Thursday, September 20, 2012


This is the third post in the series "A CASE FOR READING..." and is written by Johanna Cettina.

"Growing up in a home where books were readily available and reading was encouraged, I always had my nose in a book. Naturally, as my reading tastes developed and my desire for more challenging and exciting stories grew, I turned to the classics. Well I remember shivering with fear as Jane walked with candle in hand through the dark and mysterious halls of Thornfield in Jane Eyre. Laughter escaped my lips as I pored over the illustrations of Mr. Bingley’s unusual attire in Pride and Prejudice, and I puzzled over the complexities of nineteenth century social conventions.
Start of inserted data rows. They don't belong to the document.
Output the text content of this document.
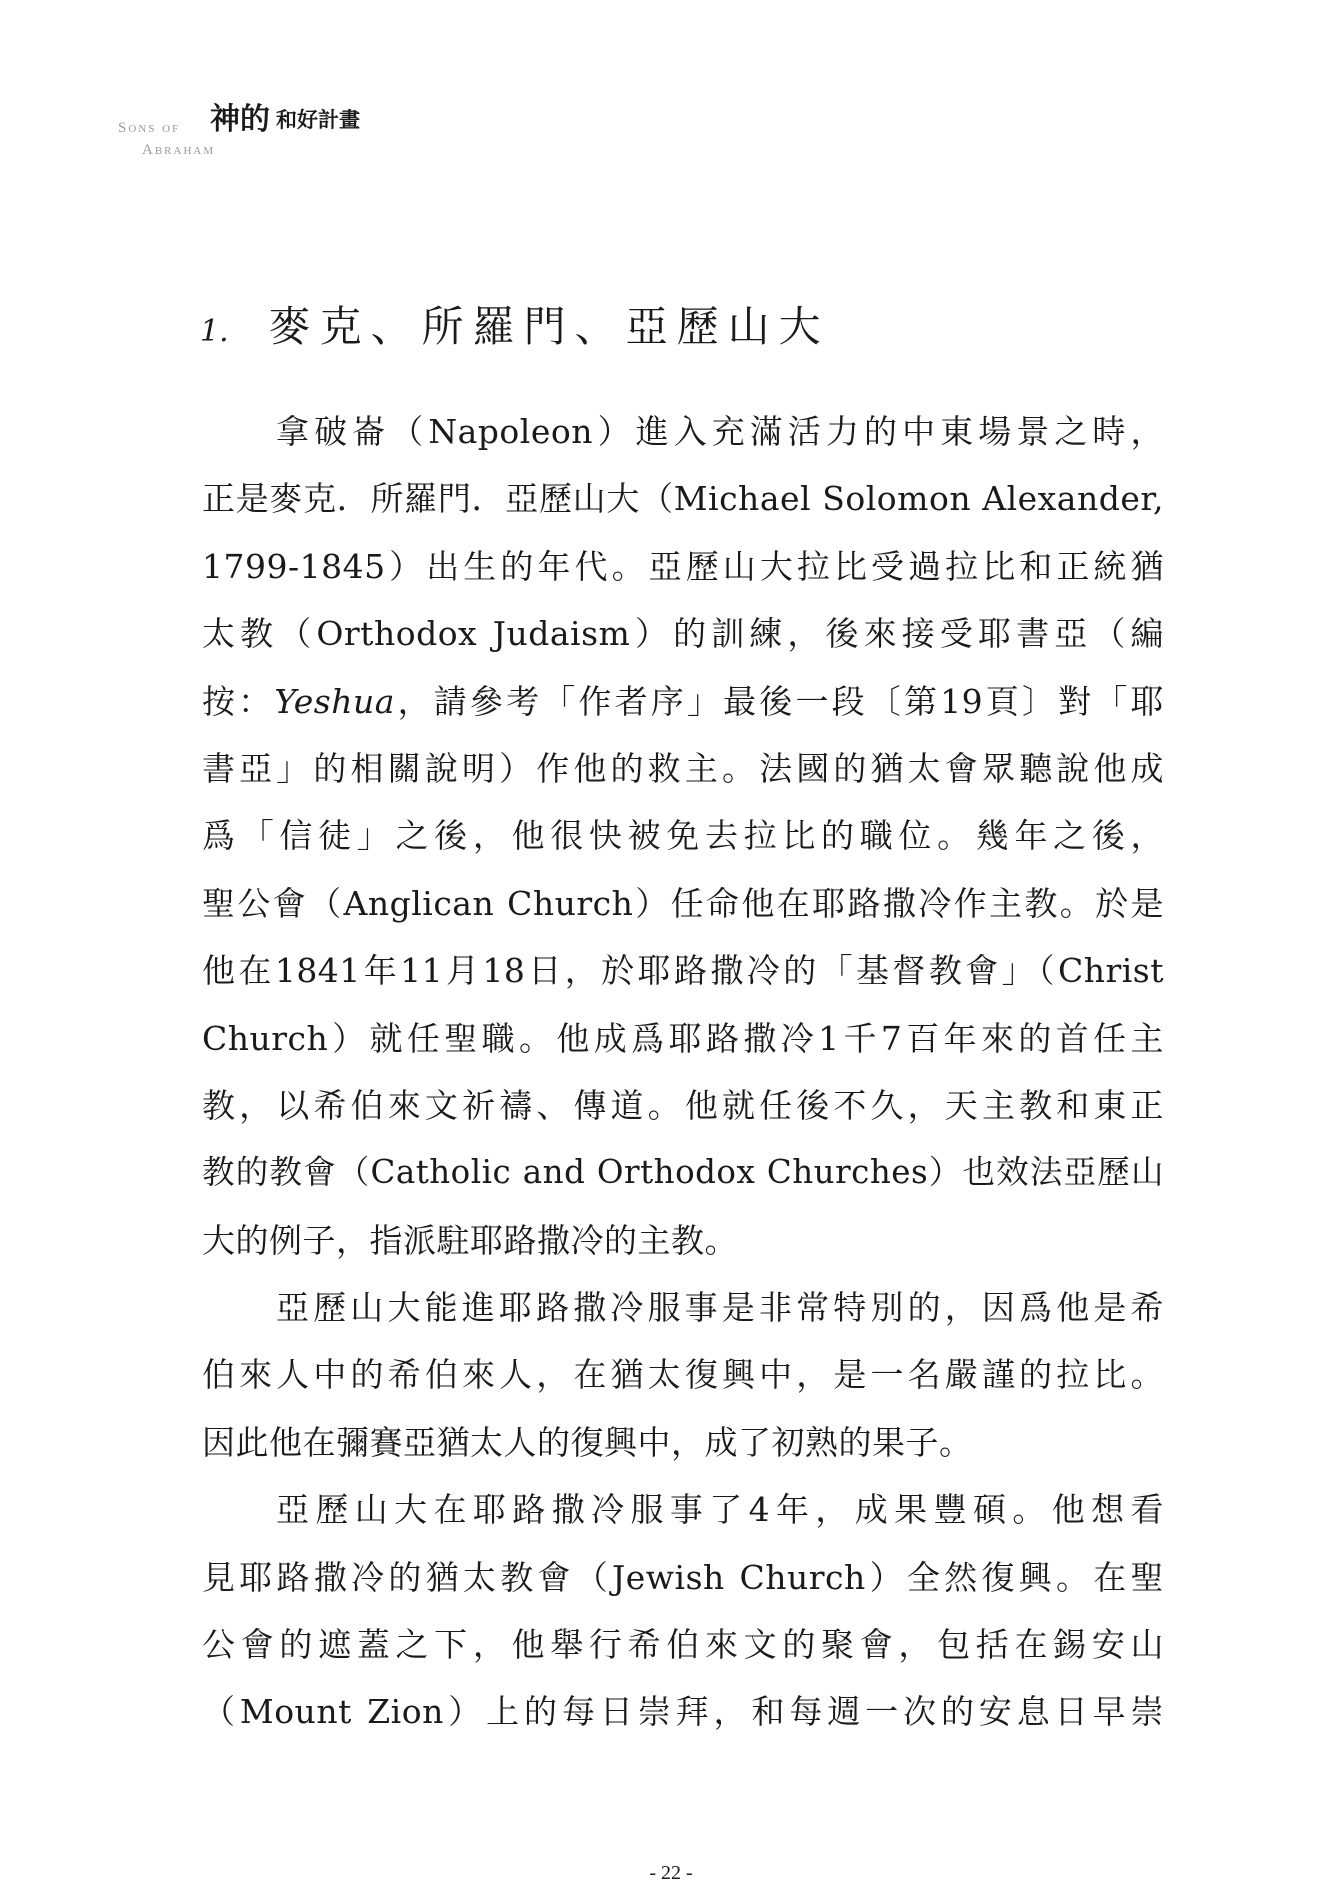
Sons of
Abraham
神的 和好計畫
1. 麥克、所羅門、亞歷山大
拿破崙（Napoleon）進入充滿活力的中東場景之時，
正是麥克．所羅門．亞歷山大（Michael Solomon Alexander,
1799-1845）出生的年代。亞歷山大拉比受過拉比和正統猶
太教（Orthodox Judaism）的訓練，後來接受耶書亞（編
按：Yeshua，請參考「作者序」最後一段〔第19頁〕對「耶
書亞」的相關說明）作他的救主。法國的猶太會眾聽說他成
爲「信徒」之後，他很快被免去拉比的職位。幾年之後，
聖公會（Anglican Church）任命他在耶路撒冷作主教。於是
他在1841年11月18日，於耶路撒冷的「基督教會」（Christ
Church）就任聖職。他成爲耶路撒冷1千7百年來的首任主
教，以希伯來文祈禱、傳道。他就任後不久，天主教和東正
教的教會（Catholic and Orthodox Churches）也效法亞歷山
大的例子，指派駐耶路撒冷的主教。
亞歷山大能進耶路撒冷服事是非常特別的，因爲他是希
伯來人中的希伯來人，在猶太復興中，是一名嚴謹的拉比。
因此他在彌賽亞猶太人的復興中，成了初熟的果子。
亞歷山大在耶路撒冷服事了4年，成果豐碩。他想看
見耶路撒冷的猶太教會（Jewish Church）全然復興。在聖
公會的遮蓋之下，他舉行希伯來文的聚會，包括在錫安山
（Mount Zion）上的每日崇拜，和每週一次的安息日早崇
- 22 -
As a student reading Thomas Hardy for the first time, I was filled with indignation at society’s treatment of the ill fated Tess in Tess of the d’Urbervilles.

Over the years in search of something to read which both stimulates and
engages the whole mind, I have returned to these now familiar pages again and again. Each time I make new and exciting discoveries, uncovering layers and depths which I had not seen before.
So why do the classics have such lasting appeal? Why are they a ‘must’
The classics have stood the test of time because they are some of the best literature ever produced by some of the greatest writers we have ever had. Their endurance is a testimony of their artistic merit and place within the greater literary tradition. The classics have appealed to people across the ages because their stories and characters are timeless as they deal with universal themes- ideas which we in the 21st century can identify with and see in our own society too.

The classics also portray human nature at its worst and its very best. We meet characters ruled by pride, greed, ambition and selfishness and in them we see mirrors of ourselves. We are also inspired by characters that stand up for the oppressed, fight against injustice and do what is morally right. The classics offer us a host of such individuals.
Admittedly, for some, picking up a classic to read can seem a daunting task at first because of the language. It can feel as if you have stepped into a completely different world. However, if you persevere, you will be enriched by the experience. Your grasp of language will expand and you will have an abundance of ways to express your thoughts and feelings.
For the reader who has never read a classic I would recommend one of the following: A Christmas Carol and A Tale od Two Cities by Charles Dickens; Treasure Island by Robert Louis Stevenson; Jane Eyre by Charlotte Bronte; Pride and Prejudice by Jane Austen.

Happy reading!"

THISWEEKWITHTHEKIDS ~ you could have another trip to your local library to borrow one of the classics. If you live near a second hand bookshop you are bound to find plenty of classics for sale at very reasonable prices.